Bunuel wrote:
If \(a_n=f(n)\) for all integers n>0, is \(a_4>a_8\)?
(1) \(a_5=13\)
(2) f(x)=9−f(x−1) for all integers x
Kudos for a correct solution.
VERITAS PREP OFFICIAL SOLUTION:There’s very little information in the question stem, so we turn directly to statement (1). Without an equation for f(n), we have no rule to relate the different terms of the sequence. The value of a5 is therefore insufficient standing alone.
Turning to statement (2), the temptation is to assume insufficiency because no term of the sequence is given or can be determined. And of course the two statements will be sufficient taken together, since they will collectively determine every term of the sequence.
Not so fast, though! Things should perhaps feel a bit “too easy” at this point, so let’s explore statement (2) alone a bit further. Combining statement (2) with the question stem gives \(a_n=f(n)=9-f(n-1)=9-a_{n-1}\).

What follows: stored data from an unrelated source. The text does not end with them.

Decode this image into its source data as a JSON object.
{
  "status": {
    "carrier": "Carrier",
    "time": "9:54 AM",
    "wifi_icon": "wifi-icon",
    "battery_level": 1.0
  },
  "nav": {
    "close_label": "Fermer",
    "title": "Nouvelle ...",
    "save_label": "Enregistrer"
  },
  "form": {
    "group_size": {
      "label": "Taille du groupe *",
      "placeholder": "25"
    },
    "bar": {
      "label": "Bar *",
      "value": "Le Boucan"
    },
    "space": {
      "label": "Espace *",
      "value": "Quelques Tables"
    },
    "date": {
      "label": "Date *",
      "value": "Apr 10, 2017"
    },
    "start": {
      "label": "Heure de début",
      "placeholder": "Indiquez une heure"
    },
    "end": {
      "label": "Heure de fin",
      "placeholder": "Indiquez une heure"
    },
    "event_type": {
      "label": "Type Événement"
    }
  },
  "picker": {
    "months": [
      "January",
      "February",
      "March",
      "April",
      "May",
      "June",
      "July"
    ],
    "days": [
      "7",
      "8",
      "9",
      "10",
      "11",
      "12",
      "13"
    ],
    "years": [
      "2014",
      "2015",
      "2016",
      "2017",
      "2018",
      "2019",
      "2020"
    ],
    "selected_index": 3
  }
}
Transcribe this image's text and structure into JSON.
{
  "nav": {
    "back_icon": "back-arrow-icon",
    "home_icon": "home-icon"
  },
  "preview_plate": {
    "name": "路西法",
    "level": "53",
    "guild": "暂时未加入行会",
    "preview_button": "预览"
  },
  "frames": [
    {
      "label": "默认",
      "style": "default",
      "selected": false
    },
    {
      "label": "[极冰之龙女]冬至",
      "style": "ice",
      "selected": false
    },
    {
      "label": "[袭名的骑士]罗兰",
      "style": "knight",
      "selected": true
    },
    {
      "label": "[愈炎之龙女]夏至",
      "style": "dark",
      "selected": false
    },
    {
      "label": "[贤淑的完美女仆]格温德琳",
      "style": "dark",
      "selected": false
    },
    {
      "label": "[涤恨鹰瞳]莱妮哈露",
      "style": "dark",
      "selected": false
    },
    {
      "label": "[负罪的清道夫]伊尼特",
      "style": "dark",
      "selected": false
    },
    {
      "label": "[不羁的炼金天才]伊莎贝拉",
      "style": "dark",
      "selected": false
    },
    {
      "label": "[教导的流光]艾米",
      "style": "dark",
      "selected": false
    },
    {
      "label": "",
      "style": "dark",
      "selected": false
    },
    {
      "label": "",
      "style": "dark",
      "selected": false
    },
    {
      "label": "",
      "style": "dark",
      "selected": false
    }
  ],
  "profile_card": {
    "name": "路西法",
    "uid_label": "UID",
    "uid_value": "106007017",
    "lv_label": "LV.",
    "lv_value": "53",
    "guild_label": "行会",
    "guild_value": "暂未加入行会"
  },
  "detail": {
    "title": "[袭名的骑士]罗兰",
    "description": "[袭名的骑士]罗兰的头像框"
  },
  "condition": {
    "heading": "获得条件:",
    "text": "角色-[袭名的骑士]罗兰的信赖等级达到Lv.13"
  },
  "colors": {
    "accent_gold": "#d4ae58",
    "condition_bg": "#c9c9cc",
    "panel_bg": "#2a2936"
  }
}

Now, plug in a value for n – say, for instance, n=5. The equation becomes a5=9−a4. Similarly, we obtain a6=9−a5. Finally, substitute for \(a_5:a_6=9-(9-a_4)=9-9+a_4=a_4\). By the same token, a8=a6. It turns out that, regardless of actual values, every other term of the sequence is equal. And since a4=a6=a8, the answer to the question “is a4>a8?” is “no.” So statement (2) is sufficient standing alone.
(1) Says a5 is 13. If we substitute this in the equation,
But according to your explanation each term is equal. Arent the two statements contradicting each other?